昔ばなしの村落空間(2015)
昔ばなしの村落空間
Saven Satow
Sep. 12, 2015
「真の文明は、山を荒らさず、川を荒らさず、村を破らず、人を殺さざるべし」。
田中正造
多くの昔ばなしの舞台は近世の村落です。具体的な地名が挙げられることもありますが、「あるところ」と不定の場合も少なからずあります。当時の村落の空間が映像媒体で表現されていますけれども、それを見ても全体像までわかっているかどうかは疑問です。昔ばなしはそれを暗黙の前提にしています。現代の読者は村落の空間構造を明示的に知った上で、接すると、より理解が深まるでしょう。
日本列島は平地が少なく、森林が多い地理的環境をしています。たいていの村には山があります。神様やご先祖様は山にいるとされていますから、その中腹に寺院や神社が建立されます。仏が神として現われるという本地垂迹説に基づき、両者が併設していたり、習合していたりします。
里山は入会地です。商業利用の禁止や一日当たりの持ち出し量の制限などの決まりを守れば、村人は山に入って薪を拾ったり、馬草を刈ったりなど資源を対価なしで使えます。新鮮な草木はそのままでは水気を含んでいて燃料に使えません。山にはそれらを干すための荒地があります。

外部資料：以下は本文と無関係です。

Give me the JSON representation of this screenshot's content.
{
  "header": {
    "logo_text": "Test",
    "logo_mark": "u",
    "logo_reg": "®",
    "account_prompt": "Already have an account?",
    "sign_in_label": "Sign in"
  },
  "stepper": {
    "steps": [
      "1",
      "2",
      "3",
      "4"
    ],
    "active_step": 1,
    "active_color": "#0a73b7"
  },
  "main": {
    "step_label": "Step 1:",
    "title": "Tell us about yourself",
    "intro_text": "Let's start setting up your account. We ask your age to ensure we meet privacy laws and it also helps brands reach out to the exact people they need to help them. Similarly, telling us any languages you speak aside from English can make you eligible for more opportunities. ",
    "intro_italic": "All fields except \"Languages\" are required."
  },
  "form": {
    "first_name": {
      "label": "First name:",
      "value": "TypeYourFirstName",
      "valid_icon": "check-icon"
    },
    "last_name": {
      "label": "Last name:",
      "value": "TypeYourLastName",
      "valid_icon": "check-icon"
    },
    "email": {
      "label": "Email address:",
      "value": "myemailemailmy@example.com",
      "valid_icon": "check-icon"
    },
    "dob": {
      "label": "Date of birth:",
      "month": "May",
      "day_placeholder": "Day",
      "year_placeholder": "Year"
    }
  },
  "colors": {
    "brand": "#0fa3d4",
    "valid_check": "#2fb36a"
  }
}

山のふもとに庄屋や地主など村の有力者が居を構えます。水は高いところから低い方へ流れます。山に近いと、水の点で田には有利です。ふもとから谷もしくは川に向けて自作農、さらに小作農と経済的に貧しくなっていきます。川は洗濯したり、魚介類を採集したりする場でもあります。川沿いは河原や湿地で、農地に不向きです。
川に面した水車小屋は村で最も貧しい世帯です。彼らは村人の麦や粟のもみ殻をとり、ついたものをわずかばかり受けとって生計を立てます。ふとんではなく、むしろを使って寝るような貧しい所帯です。
山や川と言っても、そこには名もない小山や小川も含まれます。なお、日本の河川は流れが急ですから、河原が生まれます。他方、欧州の大河は流れがゆったりしており、水面に植物が迫っています。河原はありません。
村落は山と川に挟まれ、人が住む地域です。地理的条件によって区切られますので、世帯数は50~60戸です。人間が名前を記憶できる量を考えれば、全員が顔見知りだと言えます。
大名は田から年貢を取り立てますが、この区割りが非常に複雑です。ある農民の田でも別々の大名の年貢になることもざらです。機械化も化学肥料もない時代ですので、農地の生産性の差が大きいからです。重い年貢に耐えかねて隠し田を山陰に密かに耕作する農民もいます。
村落ではどこに住んでいるかによってその世帯の経済力がわかります。格差が可視的です。昔ばなしを読む際に、川に近い世帯ほど貧しいと理解しておくとよいのです。貧しい主人公の家が川の傍と語られていることが少なからずあります。また、寺より山奥に住んでいる世帯は何らかの事情を持っていると思わねばなりません。
村落の空間を暗黙の前提として物語が展開されている一例が『三年寝太郎』です。長者の蔵に棲むネズミがそこから小判を運んで山で虫干しをするシーンがあります。通常、長者の屋敷は山のふもとにありますから、これができるのです。そうでなければ、村人に気づかれてしまいます。また、長者の小判ですからかなりの量と推測されますので、虫干しの場所は荒地でしょう。なお寝太郎物語には複数の版があります。あくまでこれはその一つです。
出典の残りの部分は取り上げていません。